If a Medicaid beneficiary has transferred assets for less than fair market value in the five years leading up to their Medicaid application, they will be refused LTSS coverage. Individuals (or their spouses) who require LTSS in a long-term care facility or who desire to receive home and community-based waiver services have transferred, sold, or gifted assets for less than their value are subject to this rule.
The cost of certain benefits paid on behalf of a Medicaid enrollee, such as nursing facility services, home and community-based services, and related hospital and prescription drug services, must be recovered from the enrollee’s estate. Except for Medicare cost-sharing benefits provided on behalf of Medicare Savings Program participants, state Medicaid programmes may recoup for other Medicaid benefits.

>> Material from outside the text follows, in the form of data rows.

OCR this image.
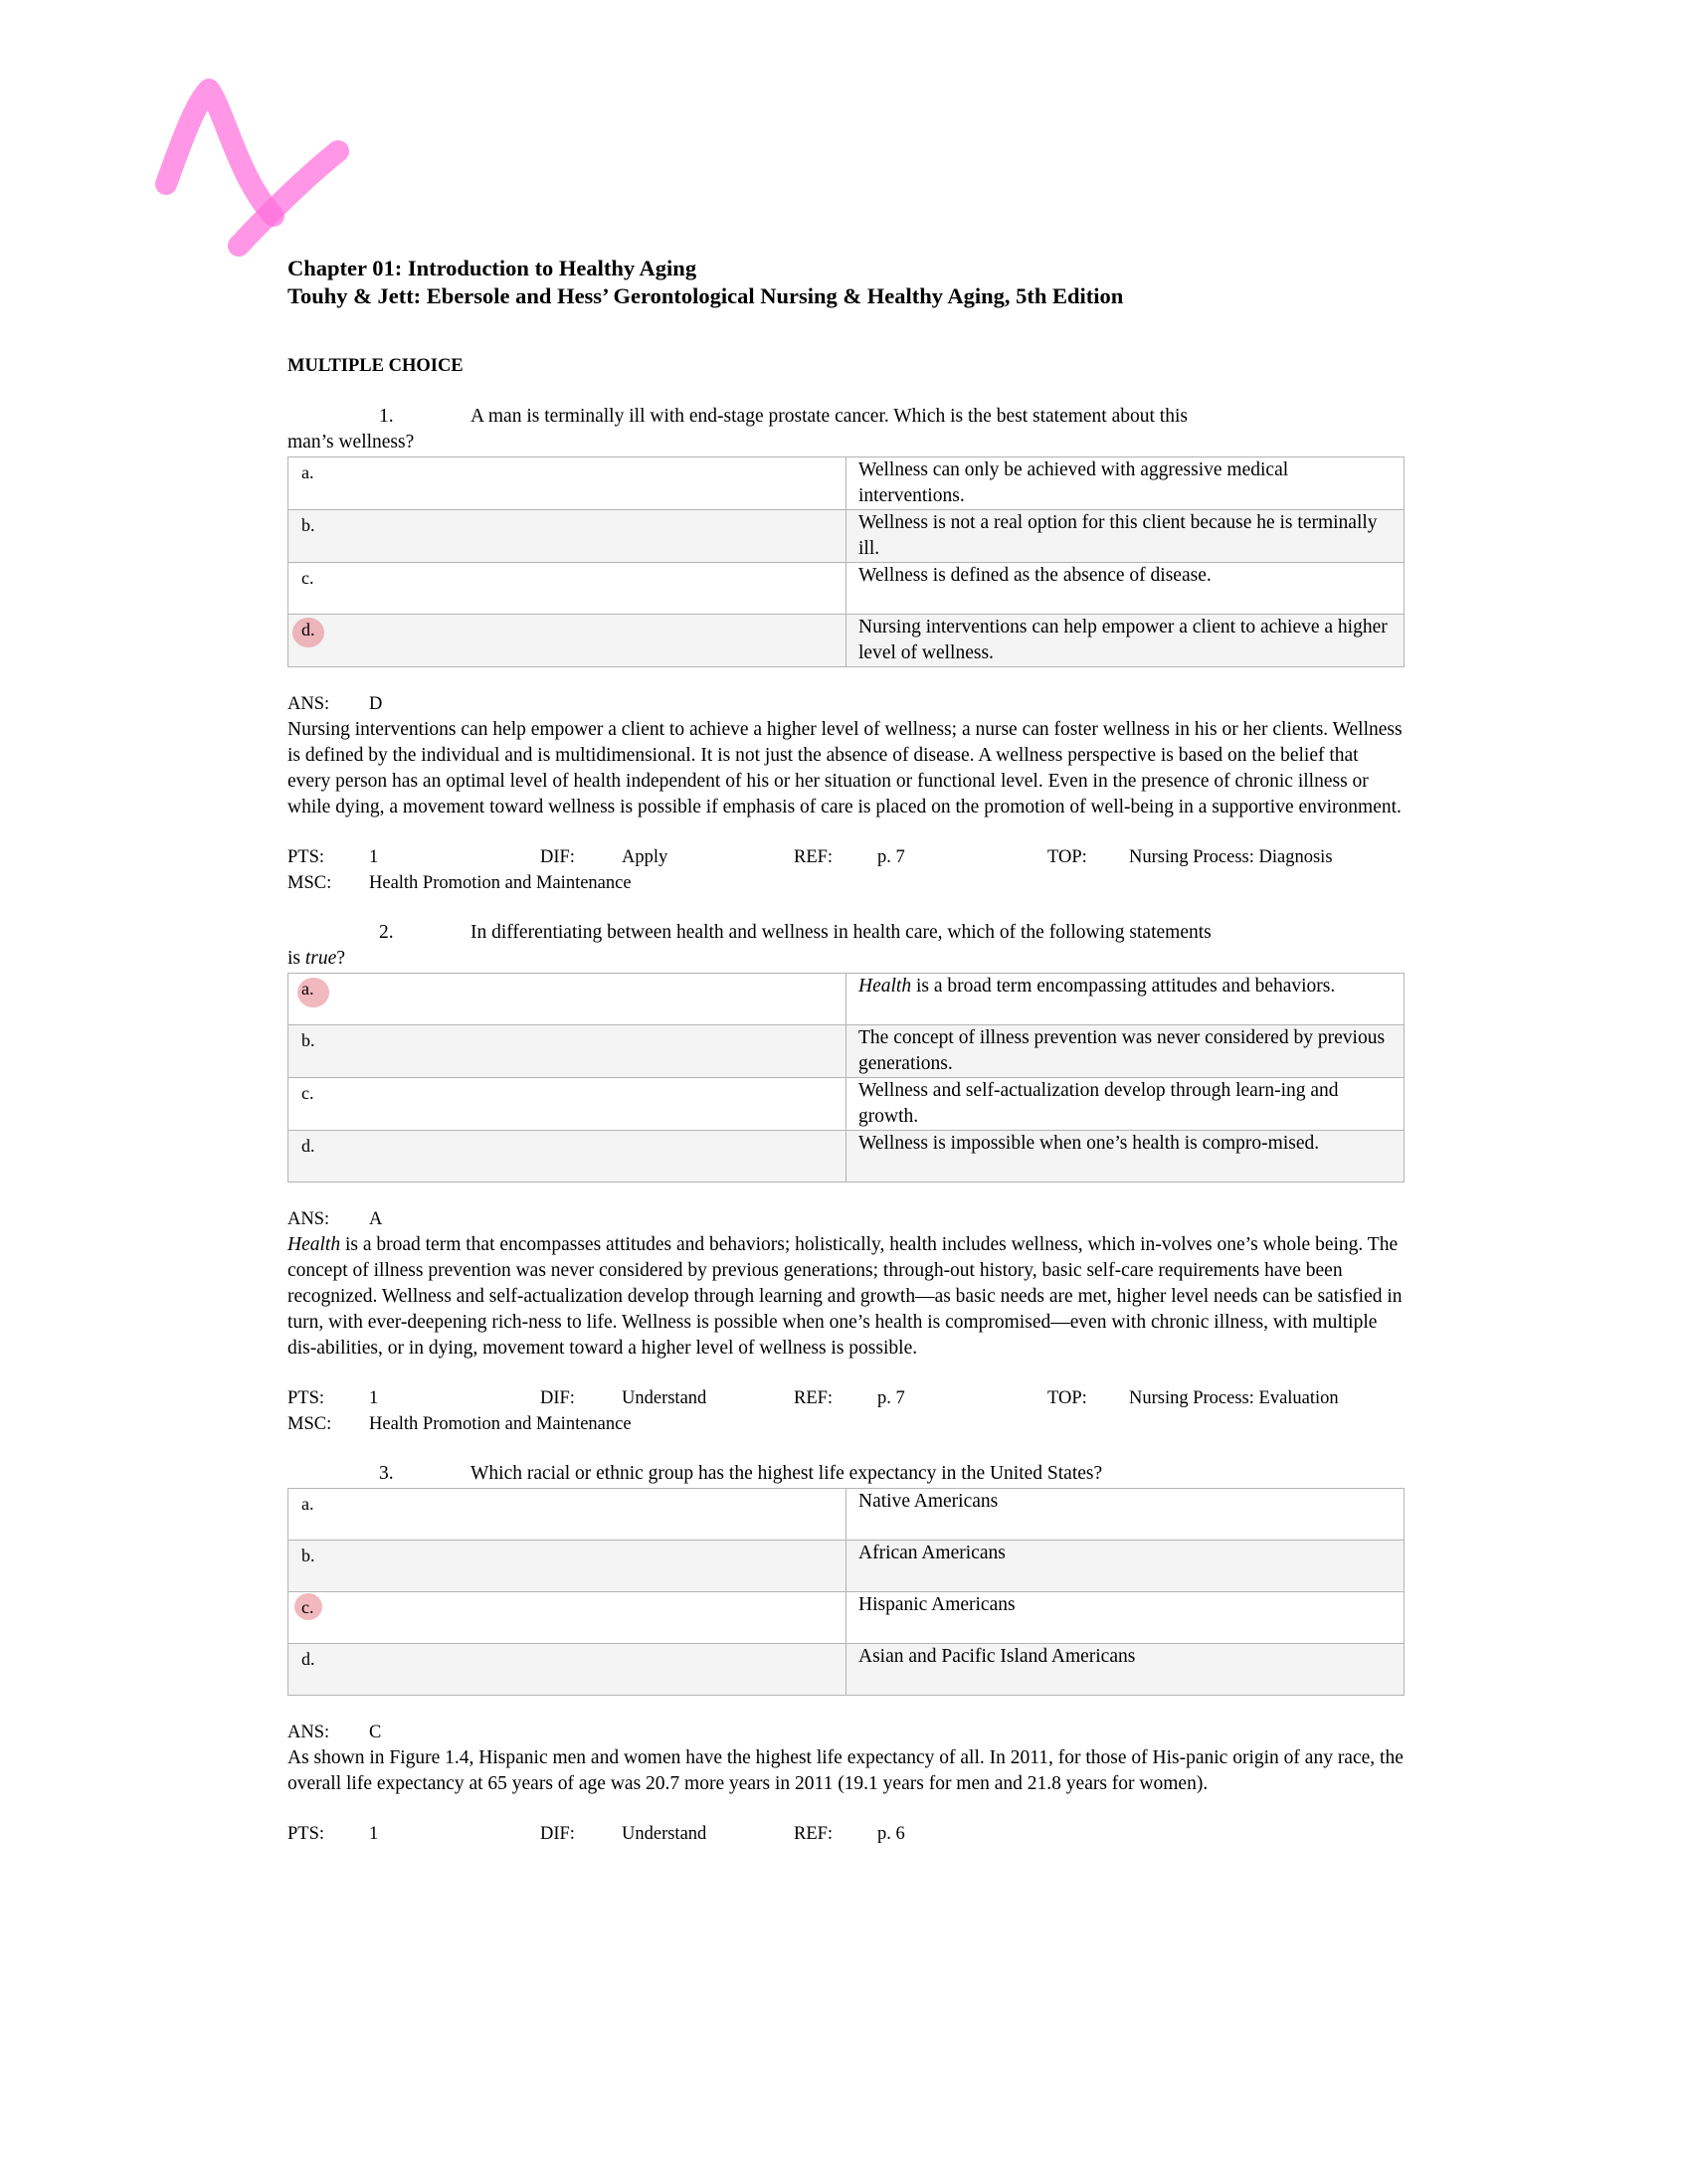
Chapter 01: Introduction to Healthy Aging
Touhy & Jett: Ebersole and Hess’ Gerontological Nursing & Healthy Aging, 5th Edition
MULTIPLE CHOICE
1.	A man is terminally ill with end-stage prostate cancer. Which is the best statement about this
man’s wellness?
a.	Wellness can only be achieved with aggressive medical interventions.
b.	Wellness is not a real option for this client because he is terminally ill.
c.	Wellness is defined as the absence of disease.

d.	Nursing interventions can help empower a client to achieve a higher level of wellness.
ANS: D
Nursing interventions can help empower a client to achieve a higher level of wellness; a nurse can foster wellness in his or her clients. Wellness is defined by the individual and is multidimensional. It is not just the absence of disease. A wellness perspective is based on the belief that every person has an optimal level of health independent of his or her situation or functional level. Even in the presence of chronic illness or while dying, a movement toward wellness is possible if emphasis of care is placed on the promotion of well-being in a supportive environment.
PTS: 1	DIF:	Apply	REF: p. 7	TOP: Nursing Process: Diagnosis
MSC: Health Promotion and Maintenance
2.	In differentiating between health and wellness in health care, which of the following statements
is true?
a.	Health is a broad term encompassing attitudes and behaviors.
b.	The concept of illness prevention was never considered by previous generations.
c.	Wellness and self-actualization develop through learn-ing and growth.
d.	Wellness is impossible when one’s health is compro-mised.
ANS: A
Health is a broad term that encompasses attitudes and behaviors; holistically, health includes wellness, which in-volves one’s whole being. The concept of illness prevention was never considered by previous generations; through-out history, basic self-care requirements have been recognized. Wellness and self-actualization develop through learning and growth—as basic needs are met, higher level needs can be satisfied in turn, with ever-deepening rich-ness to life. Wellness is possible when one’s health is compromised—even with chronic illness, with multiple dis-abilities, or in dying, movement toward a higher level of wellness is possible.
PTS: 1	DIF:	Understand	REF: p. 7	TOP: Nursing Process: Evaluation
MSC: Health Promotion and Maintenance
3.	Which racial or ethnic group has the highest life expectancy in the United States?
a.	Native Americans
b.	African Americans

c.	Hispanic Americans
d.	Asian and Pacific Island Americans
ANS: C
As shown in Figure 1.4, Hispanic men and women have the highest life expectancy of all. In 2011, for those of His-panic origin of any race, the overall life expectancy at 65 years of age was 20.7 more years in 2011 (19.1 years for men and 21.8 years for women).
PTS: 1	DIF:	Understand	REF: p. 6
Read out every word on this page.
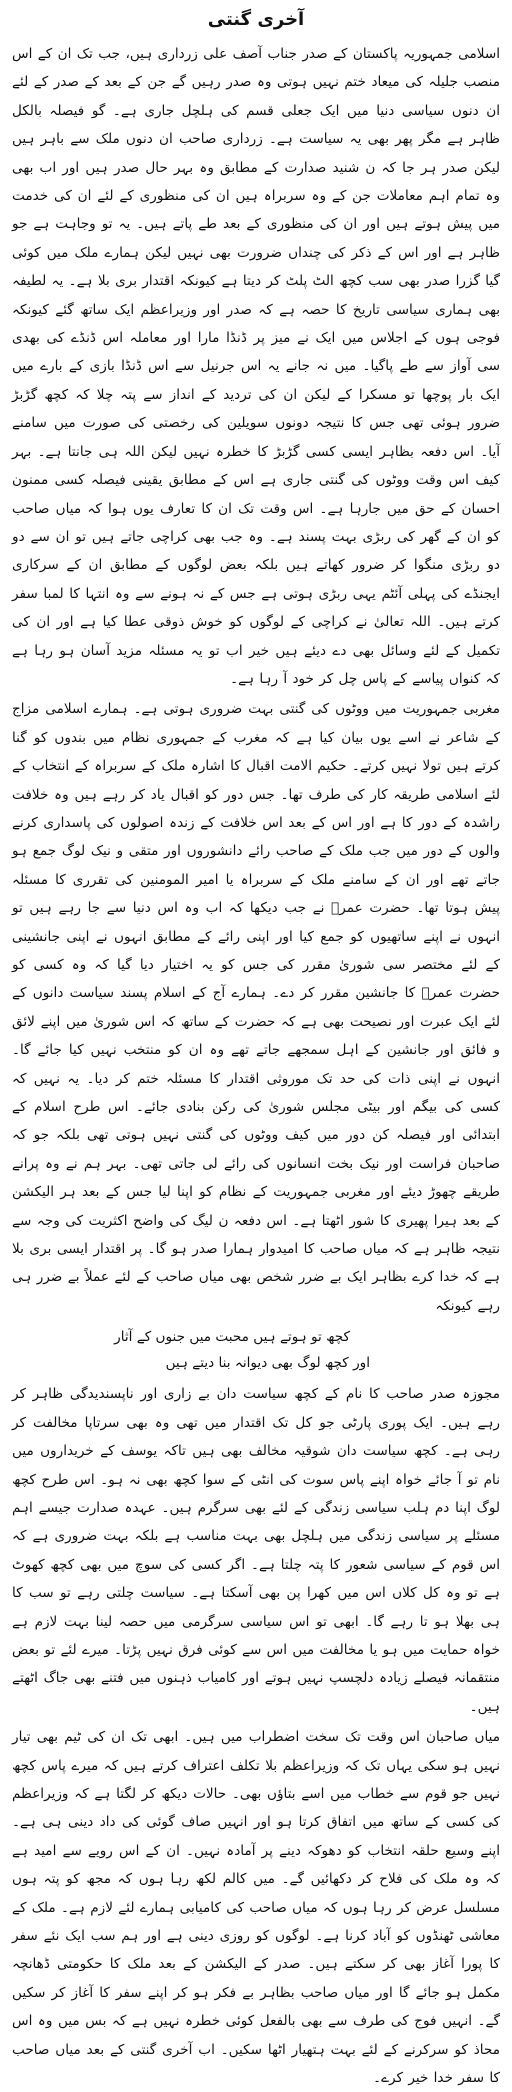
آخری گنتی

اسلامی جمہوریہ پاکستان کے صدر جناب آصف علی زرداری ہیں، جب تک ان کے اس منصب جلیلہ کی میعاد ختم نہیں ہوتی وہ صدر رہیں گے جن کے بعد کے صدر کے لئے ان دنوں سیاسی دنیا میں ایک جعلی قسم کی ہلچل جاری ہے۔ گو فیصلہ بالکل ظاہر ہے مگر پھر بھی یہ سیاست ہے۔ زرداری صاحب ان دنوں ملک سے باہر ہیں لیکن صدر ہر جا کہ ن شنید صدارت کے مطابق وہ بہر حال صدر ہیں اور اب بھی وہ تمام اہم معاملات جن کے وہ سربراہ ہیں ان کی منظوری کے لئے ان کی خدمت میں پیش ہوتے ہیں اور ان کی منظوری کے بعد طے پاتے ہیں۔ یہ تو وجاہت ہے جو ظاہر ہے اور اس کے ذکر کی چنداں ضرورت بھی نہیں لیکن ہمارے ملک میں کوئی گیا گزرا صدر بھی سب کچھ الٹ پلٹ کر دیتا ہے کیونکہ اقتدار بری بلا ہے۔ یہ لطیفہ بھی ہماری سیاسی تاریخ کا حصہ ہے کہ صدر اور وزیراعظم ایک ساتھ گئے کیونکہ فوجی ہوں کے اجلاس میں ایک نے میز پر ڈنڈا مارا اور معاملہ اس ڈنڈے کی بھدی سی آواز سے طے پاگیا۔ میں نہ جانے یہ اس جرنیل سے اس ڈنڈا بازی کے بارے میں ایک بار پوچھا تو مسکرا کے لیکن ان کی تردید کے انداز سے پتہ چلا کہ کچھ گڑبڑ ضرور ہوئی تھی جس کا نتیجہ دونوں سویلین کی رخصتی کی صورت میں سامنے آیا۔ اس دفعہ بظاہر ایسی کسی گڑبڑ کا خطرہ نہیں لیکن اللہ ہی جانتا ہے۔ بہر کیف اس وقت ووٹوں کی گنتی جاری ہے اس کے مطابق یقینی فیصلہ کسی ممنون احسان کے حق میں جارہا ہے۔ اس وقت تک ان کا تعارف یوں ہوا کہ میاں صاحب کو ان کے گھر کی ربڑی بہت پسند ہے۔ وہ جب بھی کراچی جاتے ہیں تو ان سے دو دو ربڑی منگوا کر ضرور کھاتے ہیں بلکہ بعض لوگوں کے مطابق ان کے سرکاری ایجنڈے کی پہلی آئٹم یہی ربڑی ہوتی ہے جس کے نہ ہونے سے وہ انتہا کا لمبا سفر کرتے ہیں۔ اللہ تعالیٰ نے کراچی کے لوگوں کو خوش ذوقی عطا کیا ہے اور ان کی تکمیل کے لئے وسائل بھی دے دیئے ہیں خیر اب تو یہ مسئلہ مزید آسان ہو رہا ہے کہ کنواں پیاسے کے پاس چل کر خود آ رہا ہے۔

مغربی جمہوریت میں ووٹوں کی گنتی بہت ضروری ہوتی ہے۔ ہمارے اسلامی مزاج کے شاعر نے اسے یوں بیان کیا ہے کہ مغرب کے جمہوری نظام میں بندوں کو گنا کرتے ہیں تولا نہیں کرتے۔ حکیم الامت اقبال کا اشارہ ملک کے سربراہ کے انتخاب کے لئے اسلامی طریقہ کار کی طرف تھا۔ جس دور کو اقبال یاد کر رہے ہیں وہ خلافت راشدہ کے دور کا ہے اور اس کے بعد اس خلافت کے زندہ اصولوں کی پاسداری کرنے والوں کے دور میں جب ملک کے صاحب رائے دانشوروں اور متقی و نیک لوگ جمع ہو جاتے تھے اور ان کے سامنے ملک کے سربراہ یا امیر المومنین کی تقرری کا مسئلہ پیش ہوتا تھا۔ حضرت عمرؓ نے جب دیکھا کہ اب وہ اس دنیا سے جا رہے ہیں تو انہوں نے اپنے ساتھیوں کو جمع کیا اور اپنی رائے کے مطابق انہوں نے اپنی جانشینی کے لئے مختصر سی شوریٰ مقرر کی جس کو یہ اختیار دیا گیا کہ وہ کسی کو حضرت عمرؓ کا جانشین مقرر کر دے۔ ہمارے آج کے اسلام پسند سیاست دانوں کے لئے ایک عبرت اور نصیحت بھی ہے کہ حضرت کے ساتھ کہ اس شوریٰ میں اپنے لائق و فائق اور جانشین کے اہل سمجھے جاتے تھے وہ ان کو منتخب نہیں کیا جائے گا۔ انہوں نے اپنی ذات کی حد تک موروثی اقتدار کا مسئلہ ختم کر دیا۔ یہ نہیں کہ کسی کی بیگم اور بیٹی مجلس شوریٰ کی رکن بنادی جائے۔ اس طرح اسلام کے ابتدائی اور فیصلہ کن دور میں کیف ووٹوں کی گنتی نہیں ہوتی تھی بلکہ جو کہ صاحبان فراست اور نیک بخت انسانوں کی رائے لی جاتی تھی۔ بہر ہم نے وہ پرانے طریقے چھوڑ دیئے اور مغربی جمہوریت کے نظام کو اپنا لیا جس کے بعد ہر الیکشن کے بعد ہیرا پھیری کا شور اٹھتا ہے۔ اس دفعہ ن لیگ کی واضح اکثریت کی وجہ سے نتیجہ ظاہر ہے کہ میاں صاحب کا امیدوار ہمارا صدر ہو گا۔ پر اقتدار ایسی بری بلا ہے کہ خدا کرے بظاہر ایک بے ضرر شخص بھی میاں صاحب کے لئے عملاً بے ضرر ہی رہے کیونکہ

کچھ تو ہوتے ہیں محبت میں جنوں کے آثار
اور کچھ لوگ بھی دیوانہ بنا دیتے ہیں

مجوزہ صدر صاحب کا نام کے کچھ سیاست دان بے زاری اور ناپسندیدگی ظاہر کر رہے ہیں۔ ایک پوری پارٹی جو کل تک اقتدار میں تھی وہ بھی سرتاپا مخالفت کر رہی ہے۔ کچھ سیاست دان شوقیہ مخالف بھی ہیں تاکہ یوسف کے خریداروں میں نام تو آ جائے خواہ اپنے پاس سوت کی انٹی کے سوا کچھ بھی نہ ہو۔ اس طرح کچھ لوگ اپنا دم ہلب سیاسی زندگی کے لئے بھی سرگرم ہیں۔ عہدہ صدارت جیسے اہم مسئلے پر سیاسی زندگی میں ہلچل بھی بہت مناسب ہے بلکہ بہت ضروری ہے کہ اس قوم کے سیاسی شعور کا پتہ چلتا ہے۔ اگر کسی کی سوچ میں بھی کچھ کھوٹ ہے تو وہ کل کلاں اس میں کھرا پن بھی آسکتا ہے۔ سیاست چلتی رہے تو سب کا ہی بھلا ہو تا رہے گا۔ ابھی تو اس سیاسی سرگرمی میں حصہ لینا بہت لازم ہے خواہ حمایت میں ہو یا مخالفت میں اس سے کوئی فرق نہیں پڑتا۔ میرے لئے تو بعض منتقمانہ فیصلے زیادہ دلچسپ نہیں ہوتے اور کامیاب ذہنوں میں فتنے بھی جاگ اٹھتے ہیں۔

میاں صاحبان اس وقت تک سخت اضطراب میں ہیں۔ ابھی تک ان کی ٹیم بھی تیار نہیں ہو سکی یہاں تک کہ وزیراعظم بلا تکلف اعتراف کرتے ہیں کہ میرے پاس کچھ نہیں جو قوم سے خطاب میں اسے بتاؤں بھی۔ حالات دیکھ کر لگتا ہے کہ وزیراعظم کی کسی کے ساتھ میں اتفاق کرتا ہو اور انہیں صاف گوئی کی داد دینی ہی ہے۔ اپنے وسیع حلقہ انتخاب کو دھوکہ دینے پر آمادہ نہیں۔ ان کے اس رویے سے امید ہے کہ وہ ملک کی فلاح کر دکھائیں گے۔ میں کالم لکھ رہا ہوں کہ مجھ کو پتہ ہوں مسلسل عرض کر رہا ہوں کہ میاں صاحب کی کامیابی ہمارے لئے لازم ہے۔ ملک کے معاشی ٹھنڈوں کو آباد کرنا ہے۔ لوگوں کو روزی دینی ہے اور ہم سب ایک نئے سفر کا پورا آغاز بھی کر سکتے ہیں۔ صدر کے الیکشن کے بعد ملک کا حکومتی ڈھانچہ مکمل ہو جائے گا اور میاں صاحب بظاہر بے فکر ہو کر اپنے سفر کا آغاز کر سکیں گے۔ انہیں فوج کی طرف سے بھی بالفعل کوئی خطرہ نہیں ہے کہ بس میں وہ اس محاذ کو سرکرنے کے لئے بہت ہتھیار اٹھا سکیں۔ اب آخری گنتی کے بعد میاں صاحب کا سفر خدا خیر کرے۔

Third-party liability refers to third parties who are legally obligated to cover all or part of the cost of medical services provided to a Medicaid beneficiary. Other programmes, such as Medicare, or other health insurance that a person may have that covers at least a portion of the cost of a medical service are examples. If a third party is responsible for a portion of the cost, Medicaid will only cover that portion.
States can apply to the Centers for Medicare and Medicaid Services (CMS) for waivers to provide Medicaid to those who aren’t covered by the state plan. Additional state-only programmes exist in some states to give medical help to low-income people who do not qualify for Medicaid. There are no federal monies available for state-only initiatives.
Your monthly income must be less than $1,357 for an individual and $1,823 for a married couple to qualify. A single person’s resource limit is $7,280, and a married couple’s limit is $10,930 to be able to apply for Medicaid. A SLMB insurance (Specified Low-Income Medicare Beneficiary) assists you in paying your Medicare Part B premium.